DESCRIPTION (provided by applicant): With the advent of novel anti-retroviral therapies, the prospect of potentially eliminating HIV from infected patients may become an achievable goal. However, such goal will require new tools with greater sensitivity than currently available to monitor the progress of such therapy, no only in blood but also in organs that do harbor such reservoirs and sites of residual viral replication in vivo. In addition, identifying early seeding of viral reservoirs during acute infecton relative to the route of transmission and disease progression may open novel directions for chemotherapeutic or immune barriers to contain the new virus infection foyers and generalized dissemination of the infection with seeding of viral reservoirs. To harness such early viral dynamics and account for the natural individual variation that exists for such dynamics, there is a need to understand the dissemination patterns of HIV infection following mucosal transmission, the primary transmission mode of infection worldwide. However, the tools currently available to monitor such viral processes are either indirect or relatively invasive and clearly impractical for the human clinic. Even when one uses the nonhuman primate model of AIDS, understanding the viral dynamics in real time is challenging and prohibitively expensive if one chooses to perform serial sacrifices, not to mention fraught by a high degree of variability between individuals. In this project, we propose to optimize our established immuno-positron emission tomography (PET) with simultaneous X-ray computed tomography (CT), to determine real-time whole body maps of simian immunodeficiency virus replication sites in vivo to chart out the total body replication sites of SIV in vivo and determine viral dynamics and sites of residual viral replication during antiretroviral therapy. Thus we propose to determine the anatomic SIV viral dynamics following infection via the IV, rectal and vaginal route to determine the consecutive major sites of viral replication in vivo, which will be confirmed via targeted tissue collections. Next we will compare 2 combination ART therapies for reducing viral reservoirs and document residual foyers of replication in vivo as well as determine which such reservoirs might be fueling the viral resurgence after interruption of ART in vivo. We submit that these studies wil provide critical information for the design of HIV eradication strategies in human HIV infection.

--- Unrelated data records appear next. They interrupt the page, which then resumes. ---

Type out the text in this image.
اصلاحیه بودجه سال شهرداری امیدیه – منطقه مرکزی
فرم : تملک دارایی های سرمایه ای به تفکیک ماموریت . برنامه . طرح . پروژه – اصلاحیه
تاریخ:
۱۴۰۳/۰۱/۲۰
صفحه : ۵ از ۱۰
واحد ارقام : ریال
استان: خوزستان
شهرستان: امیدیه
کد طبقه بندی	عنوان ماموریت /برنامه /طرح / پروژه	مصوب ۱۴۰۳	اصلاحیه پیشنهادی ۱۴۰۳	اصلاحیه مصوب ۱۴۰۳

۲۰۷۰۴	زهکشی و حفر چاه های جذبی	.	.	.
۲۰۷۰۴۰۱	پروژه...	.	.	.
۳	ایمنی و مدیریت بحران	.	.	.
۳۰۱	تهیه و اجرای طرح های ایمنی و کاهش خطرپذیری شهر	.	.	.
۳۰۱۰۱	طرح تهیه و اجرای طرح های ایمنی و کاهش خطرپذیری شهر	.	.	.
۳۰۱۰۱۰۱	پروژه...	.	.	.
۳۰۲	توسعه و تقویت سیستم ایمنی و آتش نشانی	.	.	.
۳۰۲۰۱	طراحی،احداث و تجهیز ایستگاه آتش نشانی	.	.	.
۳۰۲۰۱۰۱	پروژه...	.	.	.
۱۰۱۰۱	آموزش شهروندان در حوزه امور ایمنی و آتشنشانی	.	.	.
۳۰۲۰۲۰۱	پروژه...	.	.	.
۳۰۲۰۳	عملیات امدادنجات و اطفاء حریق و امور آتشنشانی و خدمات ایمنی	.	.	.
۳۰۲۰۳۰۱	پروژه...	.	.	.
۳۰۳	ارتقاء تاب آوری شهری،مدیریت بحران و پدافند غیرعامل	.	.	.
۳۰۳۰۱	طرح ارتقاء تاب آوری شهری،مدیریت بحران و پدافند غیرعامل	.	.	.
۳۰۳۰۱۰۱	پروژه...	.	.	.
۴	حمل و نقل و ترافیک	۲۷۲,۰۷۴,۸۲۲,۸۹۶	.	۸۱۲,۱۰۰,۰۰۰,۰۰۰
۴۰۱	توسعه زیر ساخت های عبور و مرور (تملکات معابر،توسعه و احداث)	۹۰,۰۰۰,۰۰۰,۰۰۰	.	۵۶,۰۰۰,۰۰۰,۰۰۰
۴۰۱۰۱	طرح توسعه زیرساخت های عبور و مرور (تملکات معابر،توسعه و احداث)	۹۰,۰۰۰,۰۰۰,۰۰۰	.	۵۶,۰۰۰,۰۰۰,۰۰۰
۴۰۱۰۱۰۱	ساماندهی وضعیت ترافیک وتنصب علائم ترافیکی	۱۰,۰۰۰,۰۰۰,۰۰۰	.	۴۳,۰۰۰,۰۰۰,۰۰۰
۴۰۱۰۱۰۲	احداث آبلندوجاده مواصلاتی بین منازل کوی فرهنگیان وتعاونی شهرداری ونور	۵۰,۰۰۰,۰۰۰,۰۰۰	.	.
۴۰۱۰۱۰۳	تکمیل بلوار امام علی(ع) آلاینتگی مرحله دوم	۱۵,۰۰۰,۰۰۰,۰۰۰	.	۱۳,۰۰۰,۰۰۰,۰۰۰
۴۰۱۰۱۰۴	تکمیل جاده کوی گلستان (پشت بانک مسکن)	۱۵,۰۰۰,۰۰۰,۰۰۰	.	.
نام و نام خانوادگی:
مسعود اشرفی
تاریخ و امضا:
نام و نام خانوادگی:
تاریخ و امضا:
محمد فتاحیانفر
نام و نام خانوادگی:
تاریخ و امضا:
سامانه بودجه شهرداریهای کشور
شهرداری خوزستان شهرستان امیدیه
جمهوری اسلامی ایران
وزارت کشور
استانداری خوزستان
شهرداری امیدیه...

描述（由申请人提供）： 随着新型抗逆转录病毒疗法的出现，从感染患者体内消除艾滋病毒的前景可能成为一个可以实现的目标。然而，这一目标将需要比目前可用的灵敏度更高的新工具来监测这种治疗的进展，不仅在血液中，而且在体内确实存在此类病毒储存库和残留病毒复制位点的器官中。此外，识别急性感染过程中相对于传播途径和疾病进展的病毒储存库的早期播种可能会为化疗或免疫屏障开辟新的方向，以遏制新的病毒感染场所，并通过病毒储存库的播种来广泛传播感染。为了利用这种早期病毒动态并解释这种动态存在的自然个体差异，有必要了解粘膜传播（全球感染的主要传播模式）后艾滋病毒感染的传播模式。然而，目前可用于监测此类病毒过程的工具要么是间接的，要么是相对侵入性的，并且对于人类临床来说显然不切实际。即使使用艾滋病的非人类灵长类动物模型，如果选择进行连续牺牲，实时了解病毒动态也是具有挑战性的，而且成本高昂，更不用说个体之间存在高度的变异性。在这个项目中，我们建议优化我们已建立的免疫正电子发射断层扫描（PET）和同步X射线计算机断层扫描（CT），以确定猿猴免疫缺陷病毒体内复制位点的实时全身图，从而绘制出总复制位点。体内 SIV 的体内复制位点，并确定抗逆转录病毒治疗期间的病毒动态和残留病毒复制位点。因此，我们建议确定通过静脉、直肠和阴道途径感染后的解剖学 SIV 病毒动力学，以确定体内病毒复制的连续主要位点，这将通过目标组织收集来证实。接下来，我们将比较两种减少病毒储存库的组合 ART 疗法，并记录体内复制的残留门厅，并确定哪些此类储存库可能会在体内 ART 中断后助长病毒的复活。我们认为这些研究将为设计人类艾滋病毒感染的艾滋病毒根除策略提供关键信息。